PRISM: Programmatic Reasoning with Image Sequence Manipulation for LVLM Jailbreaking

from arxiv, This version is withdrawn to consolidate the submission under the corresponding author's primary account. The most recent and maintained version of this work can be found at arXiv:2603.09246

The increasing sophistication of large vision-language models (LVLMs) has been accompanied by advances in safety alignment mechanisms designed to prevent harmful content generation. However, these defenses remain vulnerable to sophisticated adversarial attacks. Existing jailbreak methods typically rely on direct and semantically explicit prompts, overlooking subtle vulnerabilities in how LVLMs compose information over multiple reasoning steps. In this paper, we propose a novel and effective jailbreak framework inspired by Return-Oriented Programming (ROP) techniques from software security. Our approach decomposes a harmful instruction into a sequence of individually benign visual gadgets. A carefully engineered textual prompt directs the sequence of inputs, prompting the model to integrate the benign visual gadgets through its reasoning process to produce a coherent and harmful output. This makes the malicious intent emergent and difficult to detect from any single component. We validate our method through extensive experiments on established benchmarks including SafeBench and MM-SafetyBench, targeting popular LVLMs.
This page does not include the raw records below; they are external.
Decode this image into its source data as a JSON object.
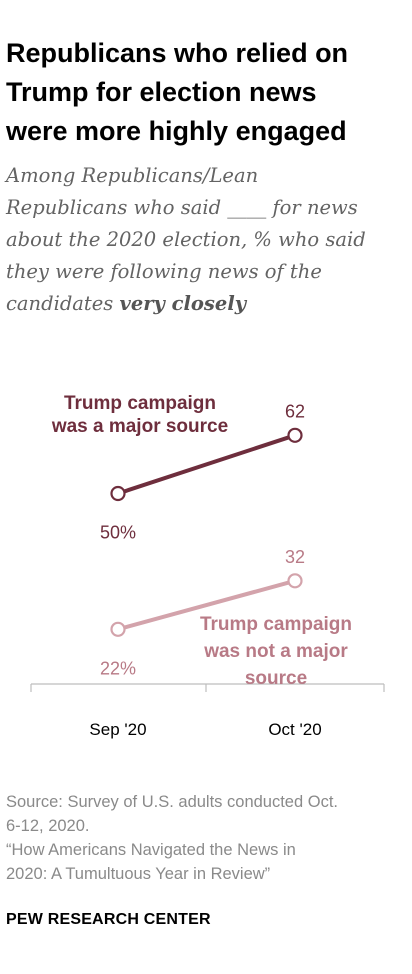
{
  "title_lines": [
    "Republicans who relied on",
    "Trump for election news",
    "were more highly engaged"
  ],
  "subtitle": {
    "lines": [
      "Among Republicans/Lean",
      "Republicans who said ____ for news",
      "about the 2020 election, % who said",
      "they were following news of the"
    ],
    "last_line_prefix": "candidates ",
    "last_line_emphasis": "very closely"
  },
  "chart_data": {
    "type": "line",
    "categories": [
      "Sep '20",
      "Oct '20"
    ],
    "ylim": [
      0,
      100
    ],
    "grid": false,
    "series": [
      {
        "name_lines": [
          "Trump campaign",
          "was a major source"
        ],
        "values": [
          50,
          62
        ],
        "labels": [
          "50%",
          "62"
        ],
        "color": "#6e2e3d"
      },
      {
        "name_lines": [
          "Trump campaign",
          "was not a major",
          "source"
        ],
        "values": [
          22,
          32
        ],
        "labels": [
          "22%",
          "32"
        ],
        "color": "#d3a3ab",
        "label_color": "#b87a86"
      }
    ]
  },
  "source_lines": [
    "Source: Survey of U.S. adults conducted Oct.",
    "6-12, 2020.",
    "“How Americans Navigated the News in",
    "2020: A Tumultuous Year in Review”"
  ],
  "brand": "PEW RESEARCH CENTER"
}
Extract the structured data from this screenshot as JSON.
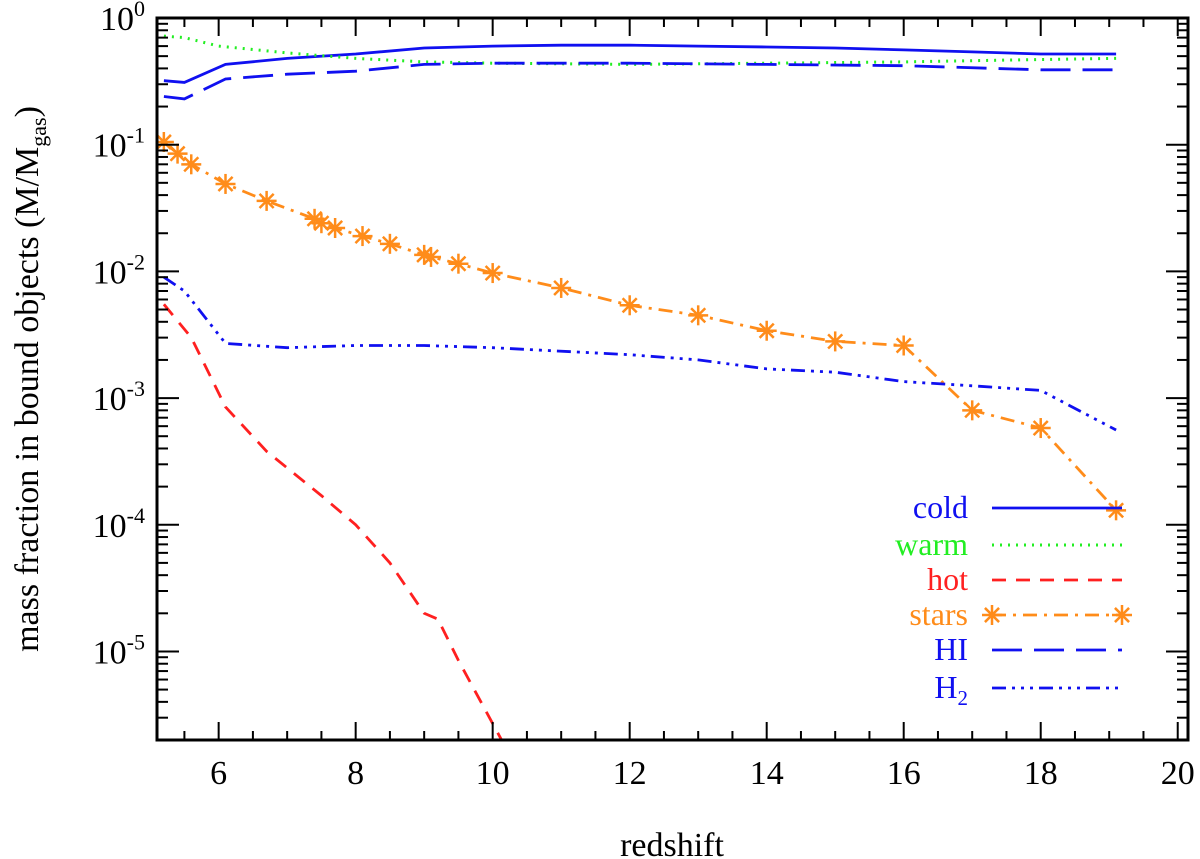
{
  "chart_data": {
    "type": "line",
    "xlabel": "redshift",
    "ylabel": "mass fraction in bound objects (M/M",
    "ylabel_sub": "gas",
    "ylabel_close": ")",
    "xlim": [
      5.1,
      20.15
    ],
    "ylim": [
      2e-06,
      1.0
    ],
    "yscale": "log",
    "x_ticks": [
      6,
      8,
      10,
      12,
      14,
      16,
      18,
      20
    ],
    "x_tick_labels": [
      "6",
      "8",
      "10",
      "12",
      "14",
      "16",
      "18",
      "20"
    ],
    "y_ticks": [
      1,
      0.1,
      0.01,
      0.001,
      0.0001,
      1e-05
    ],
    "y_tick_labels": [
      {
        "base": "10",
        "exp": "0"
      },
      {
        "base": "10",
        "exp": "-1"
      },
      {
        "base": "10",
        "exp": "-2"
      },
      {
        "base": "10",
        "exp": "-3"
      },
      {
        "base": "10",
        "exp": "-4"
      },
      {
        "base": "10",
        "exp": "-5"
      }
    ],
    "grid": false,
    "legend_position": "bottom-right",
    "series": [
      {
        "name": "cold",
        "color": "#1010f0",
        "style": "solid",
        "marker": "none",
        "x": [
          5.2,
          5.5,
          6.1,
          7,
          8,
          9,
          10,
          11,
          12,
          13,
          14,
          15,
          16,
          17,
          18,
          19.1
        ],
        "y": [
          0.32,
          0.31,
          0.43,
          0.48,
          0.52,
          0.58,
          0.6,
          0.61,
          0.61,
          0.6,
          0.59,
          0.58,
          0.56,
          0.54,
          0.52,
          0.52
        ]
      },
      {
        "name": "warm",
        "color": "#22ee22",
        "style": "dotted",
        "marker": "none",
        "x": [
          5.2,
          5.5,
          6,
          7,
          8,
          9,
          10,
          12,
          14,
          16,
          18,
          19.1
        ],
        "y": [
          0.72,
          0.7,
          0.6,
          0.53,
          0.48,
          0.45,
          0.44,
          0.43,
          0.44,
          0.45,
          0.47,
          0.48
        ]
      },
      {
        "name": "hot",
        "color": "#ff2020",
        "style": "dashed",
        "marker": "none",
        "x": [
          5.2,
          5.6,
          6.1,
          6.7,
          7.5,
          8,
          8.5,
          9,
          9.2,
          9.5,
          10.13
        ],
        "y": [
          0.0055,
          0.003,
          0.00085,
          0.00038,
          0.00017,
          0.0001,
          5e-05,
          2e-05,
          1.8e-05,
          8.5e-06,
          2e-06
        ]
      },
      {
        "name": "stars",
        "color": "#ff8c1a",
        "style": "dashdot",
        "marker": "asterisk",
        "x": [
          5.2,
          5.4,
          5.6,
          6.1,
          6.7,
          7.4,
          7.5,
          7.7,
          8.1,
          8.5,
          9,
          9.1,
          9.5,
          10,
          11,
          12,
          13,
          14,
          15,
          16,
          17,
          18,
          19.1
        ],
        "y": [
          0.105,
          0.085,
          0.07,
          0.049,
          0.036,
          0.026,
          0.024,
          0.022,
          0.019,
          0.0165,
          0.0135,
          0.013,
          0.0115,
          0.0097,
          0.0074,
          0.0054,
          0.0045,
          0.0034,
          0.0028,
          0.0026,
          0.0008,
          0.00058,
          0.00013
        ]
      },
      {
        "name": "HI",
        "color": "#1010f0",
        "style": "longdash",
        "marker": "none",
        "x": [
          5.2,
          5.5,
          6.1,
          7,
          8,
          9,
          10,
          12,
          14,
          16,
          18,
          19.1
        ],
        "y": [
          0.24,
          0.23,
          0.33,
          0.36,
          0.38,
          0.43,
          0.44,
          0.44,
          0.43,
          0.42,
          0.39,
          0.39
        ]
      },
      {
        "name": "H",
        "name_sub": "2",
        "color": "#1010f0",
        "style": "dashdotdotdot",
        "marker": "none",
        "x": [
          5.2,
          5.5,
          6.1,
          7,
          8,
          9,
          10,
          12,
          13,
          14,
          15,
          16,
          17,
          18,
          19.1
        ],
        "y": [
          0.009,
          0.007,
          0.0027,
          0.0025,
          0.0026,
          0.0026,
          0.0025,
          0.0022,
          0.002,
          0.0017,
          0.0016,
          0.00135,
          0.00125,
          0.00115,
          0.00056
        ]
      }
    ]
  }
}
Results show that our approach consistently and substantially outperforms existing baselines on state-of-the-art models, achieving near-perfect attack success rates (over 0.90 on SafeBench) and improving ASR by up to 0.39. Our findings reveal a critical and underexplored vulnerability that exploits the compositional reasoning abilities of LVLMs, highlighting the urgent need for defenses that secure the entire reasoning process.

翻译：[translated abstract in Chinese] 随着大型视觉语言模型（LVLMs）复杂度的提升，旨在防止有害内容生成的安全对齐机制也取得了相应进展。然而，这些防御措施仍易受到复杂对抗攻击的威胁。现有越狱方法通常依赖直接且语义显式的提示，忽视了LVLM在多步推理过程中整合信息时存在的细微漏洞。本文受软件安全中面向返回编程（ROP）技术的启发，提出了一种新颖且有效的越狱框架。该方法将有害指令分解为一系列独立且良性的视觉构件。通过精心设计的文本提示引导输入序列，促使模型在推理过程中整合这些良性视觉构件，从而生成连贯的有害输出。这使得恶意意图具有涌现性，且难以通过任何单一组件检测。我们在SafeBench和MM-SafetyBench等成熟基准上开展实验，针对主流LVLM进行了广泛验证。结果表明，我们的方法在最新模型上持续且显著优于现有基线，实现了接近完美的攻击成功率（SafeBench上超过0.90），并将攻击成功率（ASR）最高提升0.39。本研究揭示了LVLM组合推理能力中存在的一个关键且未被充分探索的漏洞，凸显了需针对整个推理过程建立防御机制的紧迫需求。